Almost too comfortable…
As our lease renewal has drawn near, I thought for sure they would raise our rents. It seemed a given – the economy has been rebounding in the last several years, and this is a nice place. But then again, the anxiety has always been quelled by common sense. Reason. Rationality – they can’t raise it that much. Can they? Sure, the economy is rebounding, but not to such a degree that we can’t justify staying here. There are constantly people moving out of there, so they must want to keep some people around…right…?
On Friday of last week, we received our letter in the mail. They were “offering us” another year here – oh how gracious of them – and for only a 16% increase in rent.
Sixteen percent increase. That’s FOUR HUNDRED AND EIGHTY FIVE DOLLARS A MONTH.
$485 a month. That would raise our rent to $3041 a month for 1400 square feet.
Let that digest for a moment.
Initially in shock, because I had never heard of anything so outrageous in my life, I asked around, emailed the company, and posted on Yelp and ApartmentRatings.com. I thought for sure this was a mistake. I mean, really. When we first moved in, the man who owns the other three-bedroom unit on the other side of the complex told me we were getting “ripped off” for what we were paying as compared to him. He is still here, and I included that in my emails and reviews.
I wanted to be reasonable and understanding, and honestly I didn’t want to leave. We like it here, we are very comfortable and happy. But we also live on the incomes of a freelance writer and a film editor who hasn’t seen a decent raise in his wages in as long as we can remember (in fact, we have lost benefits in recent years).
So I waited patiently, started looking around some more. And I figured that if we didn’t hear by the end of this week we’d have to get more serious about finding someplace else. Finally, after not hearing back from anyone, today I went on Yelp to find a response to my review. Here is the candy-assed response they gave me.
So basically: don’t want to pay our rent increase?? – SEE YA!
Renters forever, we find ourselves with no home.
As the day wore on, the reality of this situation started to really sink in. Not only are we completely unable to pay the increase of rent at our current place, rental rates in the area actually are around the same as we currently pay but there is nothing available – so far – in our time frame. I cannot even wrap my mind around that, let alone how many people I know that rent for cheaper than we do but that are holding on to their good prices for dear life.
It’s starting to sound a lot like New York City. I always knew there was a reason LA and NYC seemed so interchangeable.
We have family that owns property down the street from where we live and rents it out, but they don’t want to offend the person they are already renting to by giving them notice so we can take over the lease.

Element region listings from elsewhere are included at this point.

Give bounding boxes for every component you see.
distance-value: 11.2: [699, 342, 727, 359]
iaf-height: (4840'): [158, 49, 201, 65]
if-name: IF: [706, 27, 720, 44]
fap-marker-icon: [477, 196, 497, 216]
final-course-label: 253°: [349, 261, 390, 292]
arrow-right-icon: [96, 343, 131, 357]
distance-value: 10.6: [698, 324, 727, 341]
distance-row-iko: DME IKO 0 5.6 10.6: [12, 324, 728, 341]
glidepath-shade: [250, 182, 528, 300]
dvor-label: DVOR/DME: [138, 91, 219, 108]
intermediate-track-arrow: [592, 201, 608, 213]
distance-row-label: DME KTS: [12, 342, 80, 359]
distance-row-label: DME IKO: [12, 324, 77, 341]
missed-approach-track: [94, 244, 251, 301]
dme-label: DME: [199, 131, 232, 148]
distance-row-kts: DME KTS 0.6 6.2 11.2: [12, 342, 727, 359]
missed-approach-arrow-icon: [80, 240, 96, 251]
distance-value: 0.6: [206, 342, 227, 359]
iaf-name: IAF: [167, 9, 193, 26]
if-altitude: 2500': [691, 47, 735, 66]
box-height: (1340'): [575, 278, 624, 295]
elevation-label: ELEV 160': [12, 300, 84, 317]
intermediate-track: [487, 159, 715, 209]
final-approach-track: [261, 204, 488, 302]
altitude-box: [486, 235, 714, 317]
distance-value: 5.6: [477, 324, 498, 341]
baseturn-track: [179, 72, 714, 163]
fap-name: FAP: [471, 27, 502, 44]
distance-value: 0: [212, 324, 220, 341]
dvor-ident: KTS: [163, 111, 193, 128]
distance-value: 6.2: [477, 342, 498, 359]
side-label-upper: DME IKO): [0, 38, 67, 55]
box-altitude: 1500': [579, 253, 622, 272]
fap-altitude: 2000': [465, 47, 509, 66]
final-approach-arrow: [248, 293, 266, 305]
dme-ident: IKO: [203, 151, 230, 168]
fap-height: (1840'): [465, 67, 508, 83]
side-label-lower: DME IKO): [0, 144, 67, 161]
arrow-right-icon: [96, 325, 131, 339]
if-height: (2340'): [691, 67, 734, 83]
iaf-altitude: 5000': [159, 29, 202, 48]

Let that one sink in a moment too.
So in just eight, short weeks we will have no home. Or a new home, but where or how I have no idea. The other alternatives are equally as terrifying: we move into an hotel until we find a place that is in our price range; or we finally decide that this is time to cut the ties of my husband’s career and move all the way across the country with no home and no jobs to speak of.
Nonetheless, I am left with this more philosophical mind frame of the times in which we live. Where no one is safe or secure. Own a home and the market could crash and you could wind up in foreclosure with nowhere to go. Rent a home and the market could soar and you could wind up on the streets with nowhere to go. No one is safe, the middle class is being squeezed out of existence as far as I can see it.